These 5 Grocery Store Flowers Will Last You the Longest
From the best angle to trim stems to the optimum water temperature for perkiness, we’ve done our research when it comes to keeping cut flowers alive. But the question remains: Which blooms actually give you the best bang for your buck? Next time you treat yourself to a bouquet at checkout, we highly suggest grabbing one of these five beautiful and hardy varieties—all of which have an impressive vase life of two to four weeks.
Alstroemeria: Two Weeks
You’ve probably seen these guys for years...and now you know their name. The speckled, trumpet-shaped blooms will last up to 14 days when given fresh water daily (they’re big drinkers, so don’t skimp). A word to the wise: The green leaves on alstroemeria stems will turn yellow and wilt well before the flowers themselves finish blooming. So simply pluck off the browning leaves as they appear, and continue to enjoy your colorful florals for days, even weeks, afterward.
Cut Lilies: Two Weeks
When purchased fresh, fragrant lilies often take a week before the tight buds even open. It’s also not uncommon for one bud to burst open, but another on the same stem to take an additional five to ten days to show its colors. The result? A bouquet that’s elegant, always evolving and, best of all, super long-lasting. P.S. Be sure to remove messy pollen pods and place your lilies out of direct sunlight for maximum life extension.
Carnations: Three Weeks
Carnations get a bad rap for being “cheap,” but honestly what’s not to love? They’re cheerful, wallet-friendly, come in every color under the sun and look super chic when cut short and arranged simply. Oh, and did we mention they last a whopping three weeks? Just remember to remove any petals or leaves that hit at water level or below, and to freshen their H2O supply regularly.

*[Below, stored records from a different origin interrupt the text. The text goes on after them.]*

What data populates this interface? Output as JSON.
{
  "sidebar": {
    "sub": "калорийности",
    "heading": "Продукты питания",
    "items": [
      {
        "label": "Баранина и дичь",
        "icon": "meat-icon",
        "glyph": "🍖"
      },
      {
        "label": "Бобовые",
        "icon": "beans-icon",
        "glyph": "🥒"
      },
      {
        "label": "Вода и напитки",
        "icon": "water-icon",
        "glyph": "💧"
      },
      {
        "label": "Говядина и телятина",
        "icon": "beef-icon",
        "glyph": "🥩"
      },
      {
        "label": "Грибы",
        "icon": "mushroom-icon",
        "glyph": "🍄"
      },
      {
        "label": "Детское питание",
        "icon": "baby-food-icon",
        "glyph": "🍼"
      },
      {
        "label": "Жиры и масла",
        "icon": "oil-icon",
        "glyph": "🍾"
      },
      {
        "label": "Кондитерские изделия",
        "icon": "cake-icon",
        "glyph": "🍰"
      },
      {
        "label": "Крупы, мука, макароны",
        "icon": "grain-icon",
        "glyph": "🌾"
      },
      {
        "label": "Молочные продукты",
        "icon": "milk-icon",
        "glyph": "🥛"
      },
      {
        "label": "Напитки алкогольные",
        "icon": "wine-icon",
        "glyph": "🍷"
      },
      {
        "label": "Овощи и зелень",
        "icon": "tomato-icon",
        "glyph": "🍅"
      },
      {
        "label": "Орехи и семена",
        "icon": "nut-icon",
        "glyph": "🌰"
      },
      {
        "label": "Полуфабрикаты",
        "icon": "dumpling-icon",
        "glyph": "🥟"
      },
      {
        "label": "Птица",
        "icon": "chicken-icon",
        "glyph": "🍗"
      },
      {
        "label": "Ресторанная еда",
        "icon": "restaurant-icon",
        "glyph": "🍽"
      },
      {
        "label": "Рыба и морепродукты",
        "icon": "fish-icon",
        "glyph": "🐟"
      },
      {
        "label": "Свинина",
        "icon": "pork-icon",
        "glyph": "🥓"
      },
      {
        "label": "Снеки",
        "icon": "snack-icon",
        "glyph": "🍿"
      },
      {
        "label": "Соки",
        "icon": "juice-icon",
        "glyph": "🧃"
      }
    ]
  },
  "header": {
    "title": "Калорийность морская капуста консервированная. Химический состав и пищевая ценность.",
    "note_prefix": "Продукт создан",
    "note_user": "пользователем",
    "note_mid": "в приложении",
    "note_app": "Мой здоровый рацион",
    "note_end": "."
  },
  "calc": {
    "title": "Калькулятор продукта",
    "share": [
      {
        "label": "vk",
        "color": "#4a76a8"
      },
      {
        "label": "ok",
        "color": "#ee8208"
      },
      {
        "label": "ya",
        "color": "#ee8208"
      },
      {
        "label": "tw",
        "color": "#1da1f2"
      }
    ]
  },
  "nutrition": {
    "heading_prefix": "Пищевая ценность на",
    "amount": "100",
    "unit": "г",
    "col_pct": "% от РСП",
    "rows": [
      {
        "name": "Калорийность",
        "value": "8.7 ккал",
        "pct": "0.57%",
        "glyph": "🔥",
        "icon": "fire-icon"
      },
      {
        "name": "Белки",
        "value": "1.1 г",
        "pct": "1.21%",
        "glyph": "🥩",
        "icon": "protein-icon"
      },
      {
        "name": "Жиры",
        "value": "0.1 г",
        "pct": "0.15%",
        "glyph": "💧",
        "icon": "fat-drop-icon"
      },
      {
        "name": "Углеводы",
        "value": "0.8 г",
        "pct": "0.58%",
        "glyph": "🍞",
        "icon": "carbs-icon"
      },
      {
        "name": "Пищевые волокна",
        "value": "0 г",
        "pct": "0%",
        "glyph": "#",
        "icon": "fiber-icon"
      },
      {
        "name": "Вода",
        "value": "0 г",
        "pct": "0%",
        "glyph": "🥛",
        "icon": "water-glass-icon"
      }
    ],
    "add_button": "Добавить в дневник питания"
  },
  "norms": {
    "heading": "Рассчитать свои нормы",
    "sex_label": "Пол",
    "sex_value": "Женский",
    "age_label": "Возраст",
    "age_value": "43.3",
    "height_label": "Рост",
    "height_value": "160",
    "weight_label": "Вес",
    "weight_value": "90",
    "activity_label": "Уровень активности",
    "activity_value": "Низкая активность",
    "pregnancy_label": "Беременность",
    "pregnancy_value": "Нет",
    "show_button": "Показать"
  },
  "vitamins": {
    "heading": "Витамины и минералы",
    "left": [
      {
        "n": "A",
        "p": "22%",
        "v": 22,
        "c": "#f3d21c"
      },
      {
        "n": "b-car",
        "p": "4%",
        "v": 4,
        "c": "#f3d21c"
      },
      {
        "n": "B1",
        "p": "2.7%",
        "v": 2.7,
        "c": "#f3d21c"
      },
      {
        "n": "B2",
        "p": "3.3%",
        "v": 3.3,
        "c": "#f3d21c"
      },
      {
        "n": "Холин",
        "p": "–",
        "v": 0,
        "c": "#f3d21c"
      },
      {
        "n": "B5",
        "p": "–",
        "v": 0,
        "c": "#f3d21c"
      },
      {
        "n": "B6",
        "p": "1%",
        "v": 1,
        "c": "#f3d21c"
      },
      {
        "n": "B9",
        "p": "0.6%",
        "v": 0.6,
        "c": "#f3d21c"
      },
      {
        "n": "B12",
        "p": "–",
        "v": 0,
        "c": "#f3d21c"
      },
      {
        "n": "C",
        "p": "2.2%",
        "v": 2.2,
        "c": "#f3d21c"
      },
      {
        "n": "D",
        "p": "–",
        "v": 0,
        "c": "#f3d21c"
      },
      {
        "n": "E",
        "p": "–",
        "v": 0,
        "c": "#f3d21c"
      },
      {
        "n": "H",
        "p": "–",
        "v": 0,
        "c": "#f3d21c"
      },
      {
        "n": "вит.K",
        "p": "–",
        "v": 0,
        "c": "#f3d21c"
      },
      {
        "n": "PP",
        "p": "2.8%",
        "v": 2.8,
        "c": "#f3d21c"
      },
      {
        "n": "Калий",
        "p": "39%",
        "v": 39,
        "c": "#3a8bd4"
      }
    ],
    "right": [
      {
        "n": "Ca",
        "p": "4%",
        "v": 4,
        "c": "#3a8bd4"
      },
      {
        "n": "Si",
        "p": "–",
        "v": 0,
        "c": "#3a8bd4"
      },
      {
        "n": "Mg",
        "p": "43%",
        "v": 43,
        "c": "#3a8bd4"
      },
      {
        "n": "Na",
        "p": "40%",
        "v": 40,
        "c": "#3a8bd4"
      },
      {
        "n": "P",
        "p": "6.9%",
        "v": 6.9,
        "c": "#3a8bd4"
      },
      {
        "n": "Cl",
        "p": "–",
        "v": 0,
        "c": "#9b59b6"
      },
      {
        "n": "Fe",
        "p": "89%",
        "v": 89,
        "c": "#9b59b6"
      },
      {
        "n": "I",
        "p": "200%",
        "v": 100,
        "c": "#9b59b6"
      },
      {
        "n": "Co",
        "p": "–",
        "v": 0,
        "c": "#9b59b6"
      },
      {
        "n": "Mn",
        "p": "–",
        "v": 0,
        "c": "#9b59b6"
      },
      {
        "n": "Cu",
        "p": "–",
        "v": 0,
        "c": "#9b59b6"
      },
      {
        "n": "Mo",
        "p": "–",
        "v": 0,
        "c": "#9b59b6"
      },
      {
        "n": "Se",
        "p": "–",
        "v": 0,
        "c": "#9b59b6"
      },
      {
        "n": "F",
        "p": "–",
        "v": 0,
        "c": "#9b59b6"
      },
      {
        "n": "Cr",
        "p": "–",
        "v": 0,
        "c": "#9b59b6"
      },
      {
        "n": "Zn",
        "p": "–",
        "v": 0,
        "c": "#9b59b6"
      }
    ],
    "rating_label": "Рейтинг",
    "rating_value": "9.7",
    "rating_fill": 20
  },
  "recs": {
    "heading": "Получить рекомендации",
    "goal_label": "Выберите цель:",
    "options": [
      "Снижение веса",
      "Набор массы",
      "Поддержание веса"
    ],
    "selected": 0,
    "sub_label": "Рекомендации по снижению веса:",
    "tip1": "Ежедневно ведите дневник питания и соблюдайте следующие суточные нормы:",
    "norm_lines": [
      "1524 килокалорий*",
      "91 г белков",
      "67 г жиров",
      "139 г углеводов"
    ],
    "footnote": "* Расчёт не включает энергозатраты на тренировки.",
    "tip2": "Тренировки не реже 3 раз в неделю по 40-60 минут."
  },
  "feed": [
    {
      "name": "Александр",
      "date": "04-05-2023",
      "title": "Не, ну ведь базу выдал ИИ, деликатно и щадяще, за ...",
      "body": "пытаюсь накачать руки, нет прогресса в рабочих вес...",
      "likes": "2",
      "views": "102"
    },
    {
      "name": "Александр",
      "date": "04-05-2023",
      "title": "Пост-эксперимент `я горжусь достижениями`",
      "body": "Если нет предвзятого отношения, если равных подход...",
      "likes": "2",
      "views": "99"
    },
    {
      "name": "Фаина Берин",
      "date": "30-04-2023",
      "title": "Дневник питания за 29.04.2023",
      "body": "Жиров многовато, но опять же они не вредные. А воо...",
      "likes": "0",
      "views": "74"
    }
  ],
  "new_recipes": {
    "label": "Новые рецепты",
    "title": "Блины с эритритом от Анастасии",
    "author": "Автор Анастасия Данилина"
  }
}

Allium: Two to Three Weeks
Don’t these purple orbs make you happy just looking at 'em? Good news—the voluminous sculptural blooms last between two and three weeks when cared for properly. Very important note: They’re actually from the same family as onions, shallots and leeks, and their water can start to smell like it if you don’t refresh frequently.
Chrysanthemum: Four Weeks
These ubiquitous blooms are by far the best value for dollar spent: They last a whole 25 to 30 days. To keep them fresher longer, opt for chrysanthemums with nice long stems, and trim those suckers every few days.